Thirty-four percent of Americans wouldn't mind if Christianity were the official state religion of their individual state, according to a poll conducted by The Huffington Post last week. Forty-seven percent considered the notion wrong.
When asked in the same survey if they favored a constitutional amendment making Christianity the official religion of the United States, 52 percent of those polled said they couldn't pledge allegiance to such a concept. But 32 percent said, essentially, "Bring it on."
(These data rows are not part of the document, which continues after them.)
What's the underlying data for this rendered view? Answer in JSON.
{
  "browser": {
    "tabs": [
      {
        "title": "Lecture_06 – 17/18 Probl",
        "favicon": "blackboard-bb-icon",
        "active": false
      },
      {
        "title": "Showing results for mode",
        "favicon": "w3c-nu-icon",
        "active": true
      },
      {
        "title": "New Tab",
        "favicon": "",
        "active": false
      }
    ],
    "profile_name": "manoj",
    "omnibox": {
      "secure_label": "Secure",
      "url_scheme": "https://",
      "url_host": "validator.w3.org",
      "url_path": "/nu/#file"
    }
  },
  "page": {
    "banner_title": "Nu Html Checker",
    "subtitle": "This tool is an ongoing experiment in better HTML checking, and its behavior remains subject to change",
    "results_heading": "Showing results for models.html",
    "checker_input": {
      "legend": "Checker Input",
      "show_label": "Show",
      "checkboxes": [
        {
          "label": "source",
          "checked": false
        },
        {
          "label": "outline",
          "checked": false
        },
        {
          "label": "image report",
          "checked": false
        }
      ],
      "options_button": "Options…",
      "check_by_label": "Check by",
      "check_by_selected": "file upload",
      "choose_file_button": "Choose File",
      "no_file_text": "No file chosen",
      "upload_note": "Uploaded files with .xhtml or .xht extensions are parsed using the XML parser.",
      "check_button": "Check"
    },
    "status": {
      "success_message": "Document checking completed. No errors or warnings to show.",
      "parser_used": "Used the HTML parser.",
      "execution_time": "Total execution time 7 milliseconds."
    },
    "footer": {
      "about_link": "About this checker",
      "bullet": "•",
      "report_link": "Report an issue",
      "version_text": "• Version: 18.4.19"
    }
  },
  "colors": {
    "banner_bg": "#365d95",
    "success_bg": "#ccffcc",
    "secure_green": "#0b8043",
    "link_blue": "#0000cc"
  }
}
If there's any consolation in those numbers, it is that only 11 percent of those who think their individual state could use a good dunk in the baptismal fount are stupid enough to think there's any constitutional protection for it. Anyone who believes that the imposition of a state religion would be tolerated anywhere in this country isn't smart enough to know that the prohibition against the federal government's establishment of an official religion applies to statehouses, too.
Cynical politicians usually settle for symbolic gestures designed to assuage a dull-witted but religiously motivated base that keeps track of such things. Remember the "Year of the Bible" flap in the Pennsylvania Legislature not too long ago? It was a way for the state's most religious and fiscally conservative politicians to throw red meat to their base without spending a dime.
Even as the news came that one-third of Americans would be comfortable with Christianity as the official religion of their individual states, House Joint Resolution 494 was being presented before the North Carolina General Assembly.
Introduced by Reps. Harry Warren and Carl Ford, the bill declared that the U.S. Constitution does not prohibit the establishment of a state religion at the state level, but only at the federal level. "Each state in the Union is sovereign and may independently determine how that state may make laws respecting an establishment of religion," Resolution 494 states.
Fortunately, North Carolina's Republican Speaker of the House pulled the bill before President Barack Obama was forced to deploy federal troops to Raleigh-Durham. There was no point in risking national embarrassment by having the majority of the General Assembly vote to pass what would have amounted to a writ of secession.
Mr. Warren and Mr. Ford, both Tea Party Republicans, believed they could enact legislation that gave North Carolina permission to ignore federal law. Under their scheme, North Carolina would've become an island of Christian jurisprudence exempt from federal oversight without a shot being fired in anger.
Recently, Pastor Joe Morecraft of the Chalcedon Presbyterian Church in Cumming, Ga., declared a definitive break with what he calls "godless conservatism" -- a political philosophy he insists is "just as devastating to this country as liberal humanism."
Mr. Morecraft extols Christians to "act like Christians" and proclaim Christ's lordship over politics. There's nothing particularly unique about this until you wade into the high grass of Mr. Morecraft's very dark theology. In an excerpt from a sermon posted on YouTube by the church, Mr. Morecraft proclaimed chattel slavery a legitimate way to punish "fools" who reject Christ.
The pastor, who is not a white supremacist, said slavery is a God-given institution that should be used to bring arrogant men into conformity with God's law. A man who doesn't worship God can expect to "lose his family, his property, and his freedom." In the end, such a man will find himself and his family at the mercy of somebody who is godly and wise.
"Put him in somebody's service where they can watch over him," Mr. Morecraft said, "and make him do right even though he doesn't want to do it."
There is some truly scary stuff in his sermon that I haven't bothered to quote because it is so over the top. What's scariest is that this pastor isn't some lone snake-handler running around the backwoods of Georgia. He's a much-respected pastor in the Reformed Presbyterian Church in the United States, a mainstream denomination. He's part of a movement of like-minded extremists who believe with all of their hearts that there truly is a place for slavery in "godly cultures" and that we have no right to judge it an abomination.
Fortunately, America isn't a "godly culture" that tolerates slavery or religious coercion anymore. Any sentiment -- even among an unthinking minority -- that moves us in that direction is a threat to us all.
Correction, posted April 9, 2013: Pastor Joe Morecraft's denomination affiliation has been corrected.